Experte warnt: Auf keinen Fall Hände waschen! Gründlich desinfizieren!

„Ob die Epidemie eingedämmt werden kann, hängt davon ab, ob es gelingt die Infizierten rechtzeitig zu identifizieren und zu isolieren. Aber auch das Verhalten der Bevölkerung spielt eine Rolle. Wenn Menschen den Kontakt zu Erkrankten meiden oder sich häufiger die Hände waschen, kann dies die Ausbreitung der Epidemie abschwächen“, rät das „Ärzteblatt“. Auch im RTL-Bericht wird ausdrücklich „ausgiebiges Händewaschen empfohlen“. Auf der Seite der WHO heißt es: „Zu den Standardempfehlungen zur Verhinderung der Ausbreitung von Infektionen gehört das regelmäßige Händewaschen.“

„Ganz falsch“, warnt Zastrow. Schon zu Zeiten der Schweinegrippe sei Zastrow „Sturm gelaufen“ gegen die Empfehlungen der WHO. „Auch damals hieß es: Hände waschen, Hände waschen.“ Mit Händewaschen erreiche man bestenfalls eine Verringerung von Viren auf den Händen und man „verteilt die Viren kreuz und quer um das Waschbecken herum.“

„Hände desinfizieren ist das A & O der Hygiene“, betont Zastrow. Das wisse man seit 1847 als der „Retter der Mütter“, Ignaz Semmelweiß, riet, sich die Hände mit einer Chlorkalklösung zu waschen, bevor man eine Gebärende untersucht. Das sei aber kein Händewaschen mit Wasser, sondern Hände desinfizieren.

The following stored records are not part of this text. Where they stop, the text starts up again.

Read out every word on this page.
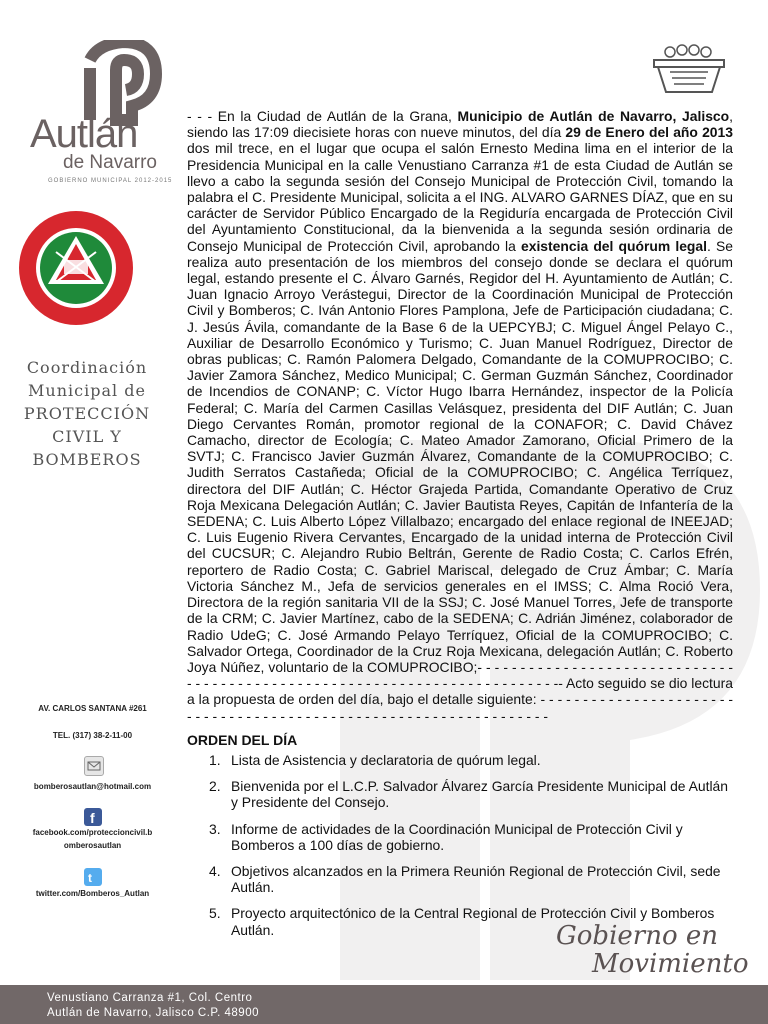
Autlán
de Navarro
GOBIERNO MUNICIPAL 2012-2015
Coordinación
Municipal de
PROTECCIÓN
CIVIL Y
BOMBEROS
AV. CARLOS SANTANA #261
TEL. (317) 38-2-11-00
bomberosautlan@hotmail.com
f
facebook.com/proteccioncivil.b
omberosautlan
t
twitter.com/Bomberos_Autlan

- - - En la Ciudad de Autlán de la Grana, Municipio de Autlán de Navarro, Jalisco, siendo las 17:09 diecisiete horas con nueve minutos, del día 29 de Enero del año 2013 dos mil trece, en el lugar que ocupa el salón Ernesto Medina lima en el interior de la Presidencia Municipal en la calle Venustiano Carranza #1 de esta Ciudad de Autlán se llevo a cabo la segunda sesión del Consejo Municipal de Protección Civil, tomando la palabra el C. Presidente Municipal, solicita a el ING. ALVARO GARNES DÍAZ, que en su carácter de Servidor Público Encargado de la Regiduría encargada de Protección Civil del Ayuntamiento Constitucional, da la bienvenida a la segunda sesión ordinaria de Consejo Municipal de Protección Civil, aprobando la existencia del quórum legal. Se realiza auto presentación de los miembros del consejo donde se declara el quórum legal, estando presente el C. Álvaro Garnés, Regidor del H. Ayuntamiento de Autlán; C. Juan Ignacio Arroyo Verástegui, Director de la Coordinación Municipal de Protección Civil y Bomberos; C. Iván Antonio Flores Pamplona, Jefe de Participación ciudadana; C. J. Jesús Ávila, comandante de la Base 6 de la UEPCYBJ; C. Miguel Ángel Pelayo C., Auxiliar de Desarrollo Económico y Turismo; C. Juan Manuel Rodríguez, Director de obras publicas; C. Ramón Palomera Delgado, Comandante de la COMUPROCIBO; C. Javier Zamora Sánchez, Medico Municipal; C. German Guzmán Sánchez, Coordinador de Incendios de CONANP; C. Víctor Hugo Ibarra Hernández, inspector de la Policía Federal; C. María del Carmen Casillas Velásquez, presidenta del DIF Autlán; C. Juan Diego Cervantes Román, promotor regional de la CONAFOR; C. David Chávez Camacho, director de Ecología; C. Mateo Amador Zamorano, Oficial Primero de la SVTJ; C. Francisco Javier Guzmán Álvarez, Comandante de la COMUPROCIBO; C. Judith Serratos Castañeda; Oficial de la COMUPROCIBO; C. Angélica Terríquez, directora del DIF Autlán; C. Héctor Grajeda Partida, Comandante Operativo de Cruz Roja Mexicana Delegación Autlán; C. Javier Bautista Reyes, Capitán de Infantería de la SEDENA; C. Luis Alberto López Villalbazo; encargado del enlace regional de INEEJAD; C. Luis Eugenio Rivera Cervantes, Encargado de la unidad interna de Protección Civil del CUCSUR; C. Alejandro Rubio Beltrán, Gerente de Radio Costa; C. Carlos Efrén, reportero de Radio Costa; C. Gabriel Mariscal, delegado de Cruz Ámbar; C. María Victoria Sánchez M., Jefa de servicios generales en el IMSS; C. Alma Roció Vera, Directora de la región sanitaria VII de la SSJ; C. José Manuel Torres, Jefe de transporte de la CRM; C. Javier Martínez, cabo de la SEDENA; C. Adrián Jiménez, colaborador de Radio UdeG; C. José Armando Pelayo Terríquez, Oficial de la COMUPROCIBO; C. Salvador Ortega, Coordinador de la Cruz Roja Mexicana, delegación Autlán; C. Roberto Joya Núñez, voluntario de la COMUPROCIBO;- - - - - - - - - - - - - - - - - - - - - - - - - - - - - - - - - - - - - - - - - - - - - - - - - - - - - - - - - - - - - - - - - - - - - - - - - -- Acto seguido se dio lectura a la propuesta de orden del día, bajo el detalle siguiente: - - - - - - - - - - - - - - - - - - - - - - - - - - - - - - - - - - - - - - - - - - - - - - - - - - - - - - - - - - - - - - - - - -

ORDEN DEL DÍA
1. Lista de Asistencia y declaratoria de quórum legal.
2. Bienvenida por el L.C.P. Salvador Álvarez García Presidente Municipal de Autlán y Presidente del Consejo.
3. Informe de actividades de la Coordinación Municipal de Protección Civil y Bomberos a 100 días de gobierno.
4. Objetivos alcanzados en la Primera Reunión Regional de Protección Civil, sede Autlán.
5. Proyecto arquitectónico de la Central Regional de Protección Civil y Bomberos Autlán.	Gobierno en
Movimiento
Venustiano Carranza #1, Col. Centro
Autlán de Navarro, Jalisco C.P. 48900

Schon der gesunde Menschenverstand müsse das begreifen: „Wie soll Wasser denn ein Virus abtöten?“ Dann würde es ja nur tote Viren im Fisch geben, sagte Zastrow. Nein: Da helfen nur Desinfektionsmittel. Wo solle man sich auch unterwegs die Hände waschen? Desinfektionsmittel hingegen könne man immer dabeihaben. Und das sollte man sich auch besorgen, rät der Fachmann.

Das, was derzeit in Deutschland „erzählt“ wird, passiert, ist „entsetzlich falsch“. Zastrow sieht den Bundesgesundheitsminister Jens Spahn in der Pflicht, diese Irrlehren zu korrigieren.

Ob die Worte des Mediziners von RTL korrekt zitiert und freigegeben worden sind, konnten wir nicht in Erfahrung bringen. Erst am nächsten Vormittag sind die Mitarbeiter dort wieder erreichbar.